The attorneys general contend, however, that by permitting a broad range of associations to offer health plans, the rule it upends a “decades-old understanding of a foundational employee benefits law” for the purpose of exempting a significant portion of the health insurance market from the Affordable Care Act’s consumer protections. According to the filing, the final rule will undo the progress the states have made under the ACA to lower the uninsured rates, from 16% in 2010 to 9% in 2017, and stabilize the individual and small group health insurance markets.
“This change will unlawfully allow the creation of AHPs that can sell large group plans that skirt the ACA’s market protections to unrelated, unconnected, and purportedly self-employed individuals, placing these and other consumers’ health and financial security at risk,” they write.
This would be achieved by allowing associations composed of small employers and individuals to sponsor AHPs and then treating such plans as large group plans not subject to the ACA consumer protections imposed on small employer and individual health plans, the filing contends.

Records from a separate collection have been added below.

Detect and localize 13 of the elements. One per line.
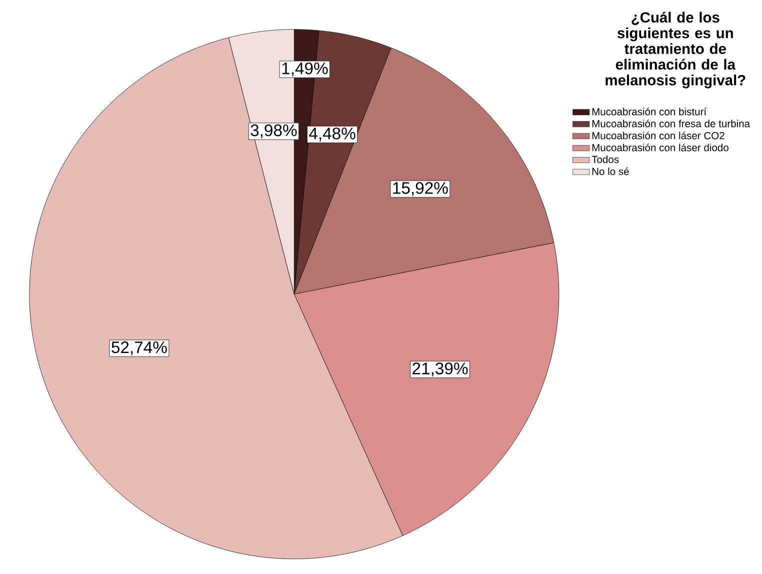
data-label: 52,74% (112, 342, 167, 356)
data-label: 21,39% (412, 362, 468, 377)
legend-label: Mucoabrasión con bisturí (592, 108, 707, 116)
legend-label: Mucoabrasión con láser diodo (592, 144, 728, 152)
data-label: 15,92% (393, 182, 448, 196)
legend-label: Todos (592, 156, 619, 164)
data-label: 3,98% (250, 124, 297, 138)
legend-label: Mucoabrasión con fresa de turbina (592, 120, 750, 128)
legend-title: ¿Cuál de los siguientes es un tratamiento de eliminación de la melanosis gingival? (606, 12, 746, 89)
legend-label: No lo sé (592, 168, 629, 176)
data-label: 4,48% (309, 128, 356, 142)
legend-label: Mucoabrasión con láser CO2 (592, 132, 724, 140)
data-label: 1,49% (282, 62, 328, 76)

“Despite acknowledging that its ‘historical approach’ on the issue ‘was designed to ensure that the Department’s regulation of employee benefit plans is focused on employment-based arrangements, as contemplated by ERISA ... the final rule effectively eliminates the commonality of interest requirement by allowing fly-by-night organizations that have no established track record and that cover all employers in a State to qualify as a ‘bona fide association’ (and thus an ‘employer’),” the attorneys general write.

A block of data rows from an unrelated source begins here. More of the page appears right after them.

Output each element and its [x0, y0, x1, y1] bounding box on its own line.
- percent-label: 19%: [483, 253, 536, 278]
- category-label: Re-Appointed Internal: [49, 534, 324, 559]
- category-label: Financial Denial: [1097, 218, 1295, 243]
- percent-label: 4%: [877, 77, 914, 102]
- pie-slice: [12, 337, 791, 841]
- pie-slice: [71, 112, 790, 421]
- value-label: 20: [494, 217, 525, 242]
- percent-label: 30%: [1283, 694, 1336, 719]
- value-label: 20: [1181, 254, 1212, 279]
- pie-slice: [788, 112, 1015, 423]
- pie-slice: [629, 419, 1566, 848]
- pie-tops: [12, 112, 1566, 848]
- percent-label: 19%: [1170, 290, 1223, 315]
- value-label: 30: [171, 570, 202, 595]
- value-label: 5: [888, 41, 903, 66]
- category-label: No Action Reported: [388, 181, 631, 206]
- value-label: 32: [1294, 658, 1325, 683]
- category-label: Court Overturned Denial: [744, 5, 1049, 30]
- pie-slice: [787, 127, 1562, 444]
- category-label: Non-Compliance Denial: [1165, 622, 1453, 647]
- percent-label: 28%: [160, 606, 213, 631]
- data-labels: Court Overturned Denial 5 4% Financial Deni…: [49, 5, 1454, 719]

Moreover, they argue that large plans are subject to a minimum actuarial comprehensiveness standard applied to large employers through the tax code, but AHPs will “avoid this standard” because the employers in the associations will remain small employers for tax code purposes.
The American Retirement Association (ARA) earlier this year lent its support to the DOL’s proposal and its goal of expanding access to employer-sponsored health care coverage for American workers.
The ARA also took note of footnote 10 in the final rule, in which the Labor Department references comments about applying this guidance to retirement multiple employer plans.
The footnote explains that several commenters asked that the final rule include provisions to expand the circumstances under which employers and self-employed individuals can sponsor and participate in ERISA-covered MEPs that provide retirement benefits. In response, the DOL stated that, “Although those issues are beyond the scope of this rulemaking, the department will consider comments submitted in connection with this rule as part of its evaluation of MEP issues in the retirement plan and other welfare benefit plan contexts.”